Attack 2: Replay attack
He claims 802.15.4 has ‘no replay protection’. As one of the MAC/security technical editors for the 802.15.4 specification, I can assure him this is not the case and would like to point him to the 802.15.4-2006 specification (e.g Table 93).
He then says ZigBee has ‘meager’ replay protection. It is a subjective adjective, so I am not sure what he means exactly. But again, ZigBee has frame counters and freshness checking built into the specification, which is mandated for ZigBee PRO and all application profiles built on ZigBee PRO, which includes ZigBee Smart Energy. So it is very slightly possible that he may find some arcane (likely private profile) ZigBee implementation which doesn’t implement freshness checking but I doubt very much it will be one with a ZigBee Smart Energy certified meter in it.
Attack 3: Hardware is the new Software
This is one area where I agree with Josh Wright, Travis Goodspeed and others. Given the cost sensitive nature of 802.15.4-based implementations and the relatively early stage of their deployment, it is likely that vulnerabilities will be found in these early embedded systems and it does present a difficult challenge. Easily extracting keys used for encryption should be preventable so the onus is on the chip, software and OEM vendors to ensure that their respective platforms provide the basis for secure systems going forward. To some extent, it could be argued that any device can be hacked, given the time and the inclination, which is why critical devices tend to be much more securely implemented, using mechanisms such as tamper-proof switches which erase all persistent records and render the device useless if broken open.
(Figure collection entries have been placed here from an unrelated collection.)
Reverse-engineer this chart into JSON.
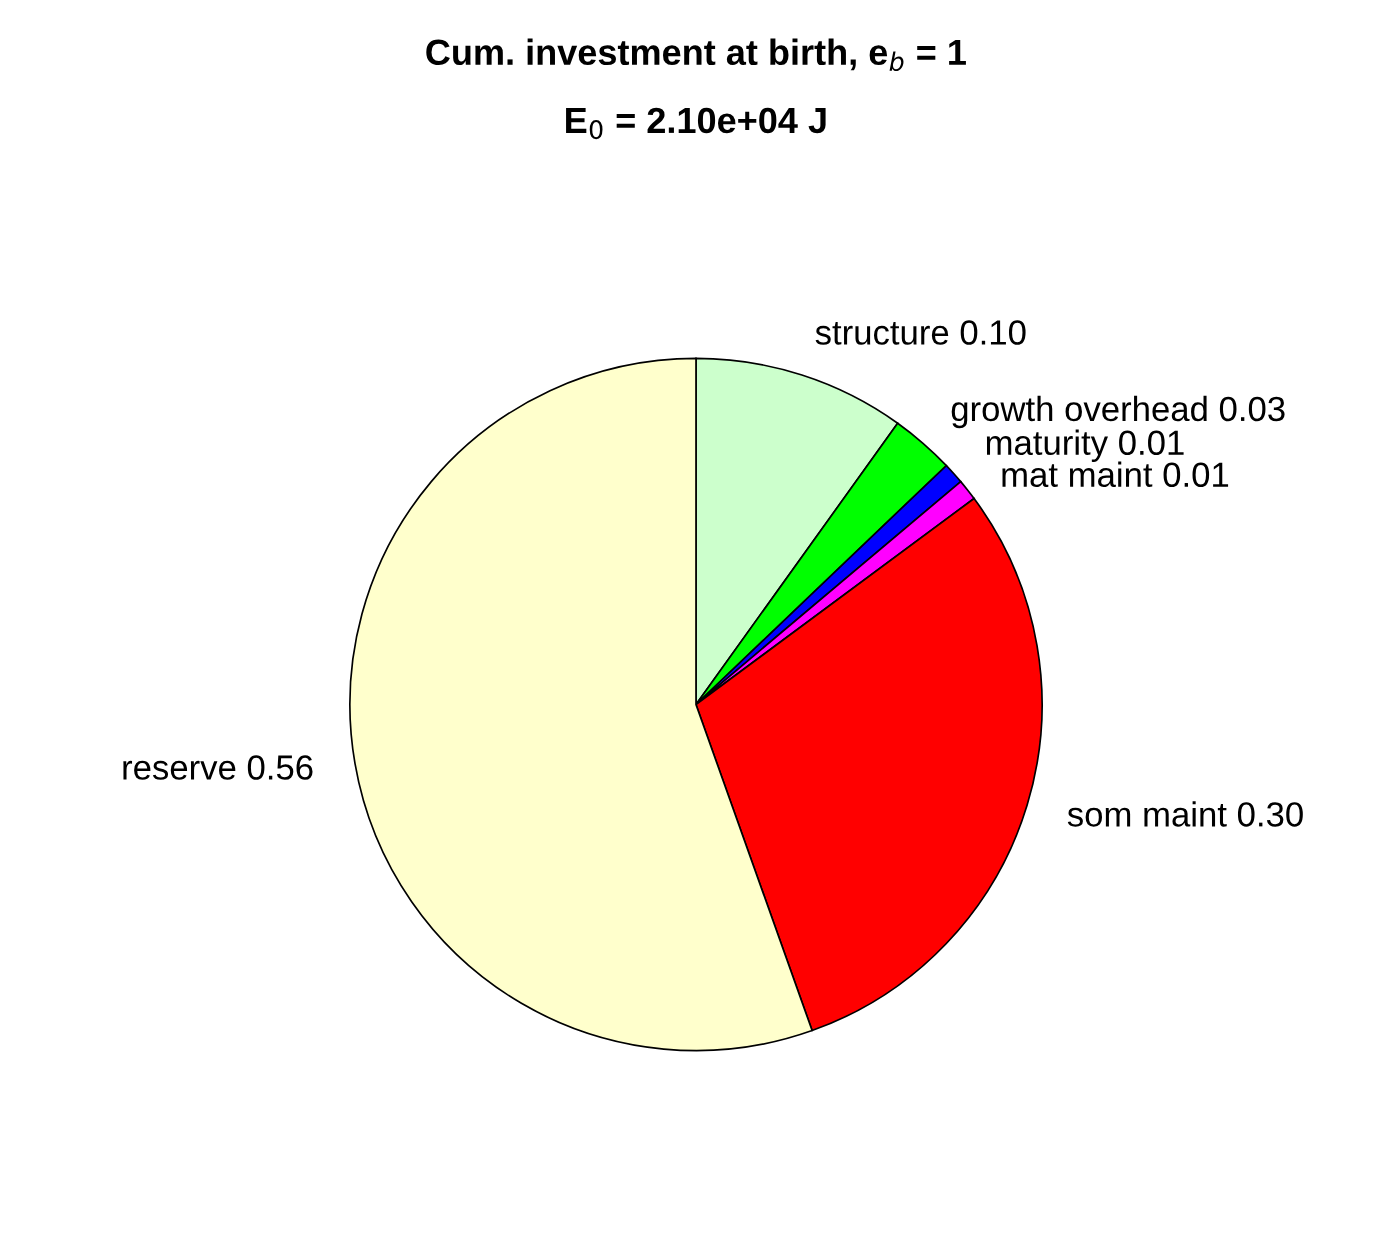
{
  "chart_data": {
    "type": "pie",
    "title": "Cum. investment at birth, e$_{b}$ = 1",
    "subtitle": "E$_{0}$ = 2.10e+04 J",
    "categories": [
      "structure",
      "growth overhead",
      "maturity",
      "mat maint",
      "som maint",
      "reserve"
    ],
    "values": [
      0.1,
      0.03,
      0.01,
      0.01,
      0.3,
      0.56
    ],
    "value_labels": [
      "0.10",
      "0.03",
      "0.01",
      "0.01",
      "0.30",
      "0.56"
    ],
    "colors": [
      "#ccffcc",
      "#00ff00",
      "#0000ff",
      "#ff00ff",
      "#ff0000",
      "#ffffcc"
    ]
  }
}
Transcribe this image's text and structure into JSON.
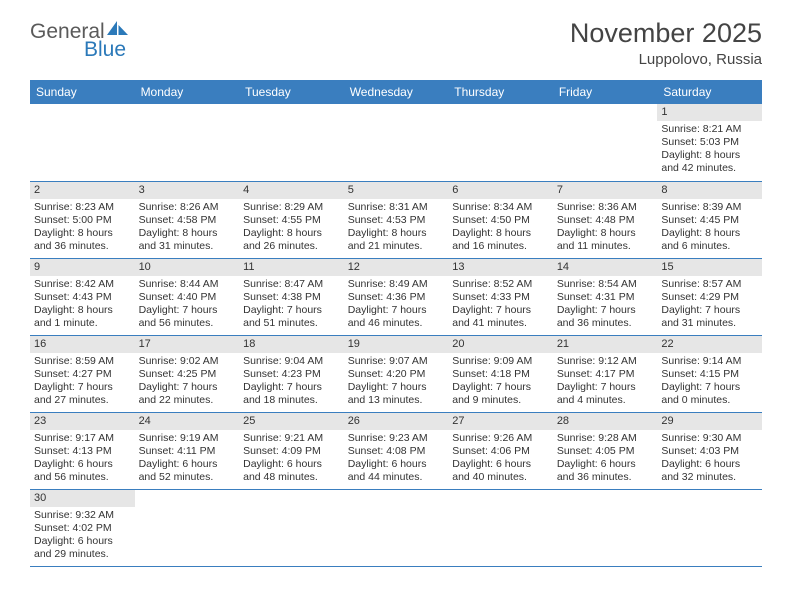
{
  "logo": {
    "text_general": "General",
    "text_blue": "Blue"
  },
  "title": "November 2025",
  "location": "Luppolovo, Russia",
  "colors": {
    "header_bg": "#3a7ebf",
    "header_text": "#ffffff",
    "daynum_bg": "#e6e6e6",
    "text": "#333333",
    "border": "#3a7ebf",
    "logo_gray": "#5a5a5a",
    "logo_blue": "#2b79b9"
  },
  "day_headers": [
    "Sunday",
    "Monday",
    "Tuesday",
    "Wednesday",
    "Thursday",
    "Friday",
    "Saturday"
  ],
  "weeks": [
    [
      {
        "blank": true
      },
      {
        "blank": true
      },
      {
        "blank": true
      },
      {
        "blank": true
      },
      {
        "blank": true
      },
      {
        "blank": true
      },
      {
        "num": "1",
        "sunrise": "Sunrise: 8:21 AM",
        "sunset": "Sunset: 5:03 PM",
        "day1": "Daylight: 8 hours",
        "day2": "and 42 minutes."
      }
    ],
    [
      {
        "num": "2",
        "sunrise": "Sunrise: 8:23 AM",
        "sunset": "Sunset: 5:00 PM",
        "day1": "Daylight: 8 hours",
        "day2": "and 36 minutes."
      },
      {
        "num": "3",
        "sunrise": "Sunrise: 8:26 AM",
        "sunset": "Sunset: 4:58 PM",
        "day1": "Daylight: 8 hours",
        "day2": "and 31 minutes."
      },
      {
        "num": "4",
        "sunrise": "Sunrise: 8:29 AM",
        "sunset": "Sunset: 4:55 PM",
        "day1": "Daylight: 8 hours",
        "day2": "and 26 minutes."
      },
      {
        "num": "5",
        "sunrise": "Sunrise: 8:31 AM",
        "sunset": "Sunset: 4:53 PM",
        "day1": "Daylight: 8 hours",
        "day2": "and 21 minutes."
      },
      {
        "num": "6",
        "sunrise": "Sunrise: 8:34 AM",
        "sunset": "Sunset: 4:50 PM",
        "day1": "Daylight: 8 hours",
        "day2": "and 16 minutes."
      },
      {
        "num": "7",
        "sunrise": "Sunrise: 8:36 AM",
        "sunset": "Sunset: 4:48 PM",
        "day1": "Daylight: 8 hours",
        "day2": "and 11 minutes."
      },
      {
        "num": "8",
        "sunrise": "Sunrise: 8:39 AM",
        "sunset": "Sunset: 4:45 PM",
        "day1": "Daylight: 8 hours",
        "day2": "and 6 minutes."
      }
    ],
    [
      {
        "num": "9",
        "sunrise": "Sunrise: 8:42 AM",
        "sunset": "Sunset: 4:43 PM",
        "day1": "Daylight: 8 hours",
        "day2": "and 1 minute."
      },
      {
        "num": "10",
        "sunrise": "Sunrise: 8:44 AM",
        "sunset": "Sunset: 4:40 PM",
        "day1": "Daylight: 7 hours",
        "day2": "and 56 minutes."
      },
      {
        "num": "11",
        "sunrise": "Sunrise: 8:47 AM",
        "sunset": "Sunset: 4:38 PM",
        "day1": "Daylight: 7 hours",
        "day2": "and 51 minutes."
      },
      {
        "num": "12",
        "sunrise": "Sunrise: 8:49 AM",
        "sunset": "Sunset: 4:36 PM",
        "day1": "Daylight: 7 hours",
        "day2": "and 46 minutes."
      },
      {
        "num": "13",
        "sunrise": "Sunrise: 8:52 AM",
        "sunset": "Sunset: 4:33 PM",
        "day1": "Daylight: 7 hours",
        "day2": "and 41 minutes."
      },
      {
        "num": "14",
        "sunrise": "Sunrise: 8:54 AM",
        "sunset": "Sunset: 4:31 PM",
        "day1": "Daylight: 7 hours",
        "day2": "and 36 minutes."
      },
      {
        "num": "15",
        "sunrise": "Sunrise: 8:57 AM",
        "sunset": "Sunset: 4:29 PM",
        "day1": "Daylight: 7 hours",
        "day2": "and 31 minutes."
      }
    ],
    [
      {
        "num": "16",
        "sunrise": "Sunrise: 8:59 AM",
        "sunset": "Sunset: 4:27 PM",
        "day1": "Daylight: 7 hours",
        "day2": "and 27 minutes."
      },
      {
        "num": "17",
        "sunrise": "Sunrise: 9:02 AM",
        "sunset": "Sunset: 4:25 PM",
        "day1": "Daylight: 7 hours",
        "day2": "and 22 minutes."
      },
      {
        "num": "18",
        "sunrise": "Sunrise: 9:04 AM",
        "sunset": "Sunset: 4:23 PM",
        "day1": "Daylight: 7 hours",
        "day2": "and 18 minutes."
      },
      {
        "num": "19",
        "sunrise": "Sunrise: 9:07 AM",
        "sunset": "Sunset: 4:20 PM",
        "day1": "Daylight: 7 hours",
        "day2": "and 13 minutes."
      },
      {
        "num": "20",
        "sunrise": "Sunrise: 9:09 AM",
        "sunset": "Sunset: 4:18 PM",
        "day1": "Daylight: 7 hours",
        "day2": "and 9 minutes."
      },
      {
        "num": "21",
        "sunrise": "Sunrise: 9:12 AM",
        "sunset": "Sunset: 4:17 PM",
        "day1": "Daylight: 7 hours",
        "day2": "and 4 minutes."
      },
      {
        "num": "22",
        "sunrise": "Sunrise: 9:14 AM",
        "sunset": "Sunset: 4:15 PM",
        "day1": "Daylight: 7 hours",
        "day2": "and 0 minutes."
      }
    ],
    [
      {
        "num": "23",
        "sunrise": "Sunrise: 9:17 AM",
        "sunset": "Sunset: 4:13 PM",
        "day1": "Daylight: 6 hours",
        "day2": "and 56 minutes."
      },
      {
        "num": "24",
        "sunrise": "Sunrise: 9:19 AM",
        "sunset": "Sunset: 4:11 PM",
        "day1": "Daylight: 6 hours",
        "day2": "and 52 minutes."
      },
      {
        "num": "25",
        "sunrise": "Sunrise: 9:21 AM",
        "sunset": "Sunset: 4:09 PM",
        "day1": "Daylight: 6 hours",
        "day2": "and 48 minutes."
      },
      {
        "num": "26",
        "sunrise": "Sunrise: 9:23 AM",
        "sunset": "Sunset: 4:08 PM",
        "day1": "Daylight: 6 hours",
        "day2": "and 44 minutes."
      },
      {
        "num": "27",
        "sunrise": "Sunrise: 9:26 AM",
        "sunset": "Sunset: 4:06 PM",
        "day1": "Daylight: 6 hours",
        "day2": "and 40 minutes."
      },
      {
        "num": "28",
        "sunrise": "Sunrise: 9:28 AM",
        "sunset": "Sunset: 4:05 PM",
        "day1": "Daylight: 6 hours",
        "day2": "and 36 minutes."
      },
      {
        "num": "29",
        "sunrise": "Sunrise: 9:30 AM",
        "sunset": "Sunset: 4:03 PM",
        "day1": "Daylight: 6 hours",
        "day2": "and 32 minutes."
      }
    ],
    [
      {
        "num": "30",
        "sunrise": "Sunrise: 9:32 AM",
        "sunset": "Sunset: 4:02 PM",
        "day1": "Daylight: 6 hours",
        "day2": "and 29 minutes."
      },
      {
        "blank": true,
        "trailing": true
      },
      {
        "blank": true,
        "trailing": true
      },
      {
        "blank": true,
        "trailing": true
      },
      {
        "blank": true,
        "trailing": true
      },
      {
        "blank": true,
        "trailing": true
      },
      {
        "blank": true,
        "trailing": true
      }
    ]
  ]
}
Systems must also be designed with risk mitigation in mind so that compromising one device (especially such as an in-home consumer device) cannot possibly affect the rest of the system. Smart Grid security is looked at in this way; the NISTIR 7628 goes into great detail on the Smart Grid system and its subcomponents and their logical interfaces and security requirements.
Thoughts on ZigBee
The statement “ZigBee has problems with CCMP as a stream cipher and IV reuse (known plaintext recovery)” doesn’t have any substance to it. Any stream cipher has potential IV reuse issues, no matter where it is used and ZigBee and 802.15.4 implement a frame counter to ensure this doesn’t happen, whereby a key cannot be used if the frame counter expires.
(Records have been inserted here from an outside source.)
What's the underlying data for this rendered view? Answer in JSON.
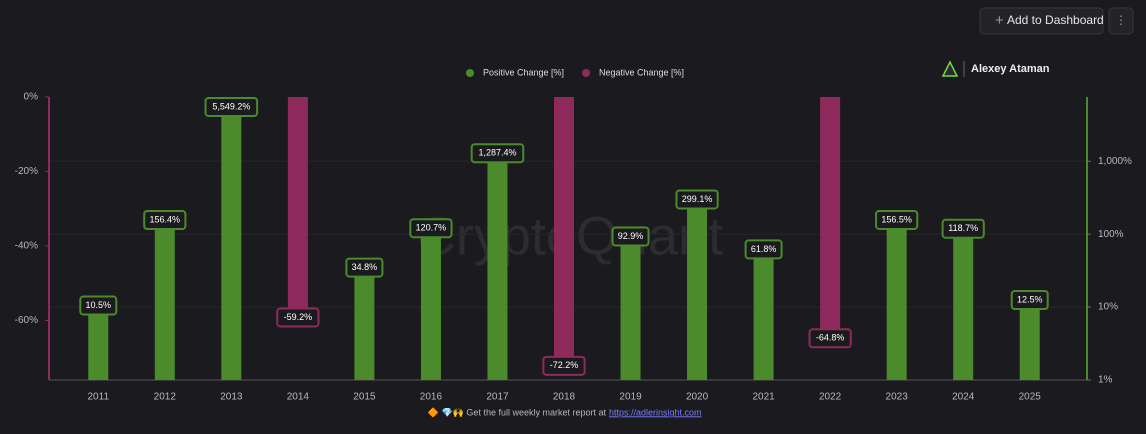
{
  "ui": {
    "button": "Add to Dashboard",
    "author": "Alexey Ataman",
    "watermark": "CryptoQuant",
    "footer_text": "🔶 💎🙌 Get the full weekly market report at",
    "footer_link": "https://adlerinsight.com"
  },
  "chart_data": {
    "type": "bar",
    "categories": [
      "2011",
      "2012",
      "2013",
      "2014",
      "2015",
      "2016",
      "2017",
      "2018",
      "2019",
      "2020",
      "2021",
      "2022",
      "2023",
      "2024",
      "2025"
    ],
    "series": [
      {
        "name": "Positive Change [%]",
        "color": "#4b8b2b",
        "axis": "y2",
        "values": [
          10.5,
          156.4,
          5549.2,
          null,
          34.8,
          120.7,
          1287.4,
          null,
          92.9,
          299.1,
          61.8,
          null,
          156.5,
          118.7,
          12.5
        ],
        "value_labels": [
          "10.5%",
          "156.4%",
          "5,549.2%",
          null,
          "34.8%",
          "120.7%",
          "1,287.4%",
          null,
          "92.9%",
          "299.1%",
          "61.8%",
          null,
          "156.5%",
          "118.7%",
          "12.5%"
        ]
      },
      {
        "name": "Negative Change [%]",
        "color": "#8f2b5c",
        "values": [
          null,
          null,
          null,
          -59.2,
          null,
          null,
          null,
          -72.2,
          null,
          null,
          null,
          -64.8,
          null,
          null,
          null
        ],
        "value_labels": [
          null,
          null,
          null,
          "-59.2%",
          null,
          null,
          null,
          "-72.2%",
          null,
          null,
          null,
          "-64.8%",
          null,
          null,
          null
        ]
      }
    ],
    "ylim": [
      -76,
      0
    ],
    "yticks": [
      {
        "value": 0,
        "label": "0%"
      },
      {
        "value": -20,
        "label": "-20%"
      },
      {
        "value": -40,
        "label": "-40%"
      },
      {
        "value": -60,
        "label": "-60%"
      }
    ],
    "y2lim": [
      1,
      7600
    ],
    "y2_log": true,
    "y2ticks": [
      {
        "value": 1,
        "label": "1%"
      },
      {
        "value": 10,
        "label": "10%"
      },
      {
        "value": 100,
        "label": "100%"
      },
      {
        "value": 1000,
        "label": "1,000%"
      }
    ],
    "grid": true
  }
}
To conclude, there is absolutely no doubt that the security of the Smart Grid is of paramount importance and is being taken very seriously by the utilities and manufacturers. I, for one, value the efforts of Josh Wright, Travis Goodspeed and others to find vulnerabilities in protocols and implementations as this will only lead to more secure systems. As the article suggests, the fact that "it is getting really, really difficult to find these holes now" underlines the importance the utilities put on security and considering we are still at the very beginning of this hugely important roll-out, that is a significant achievement.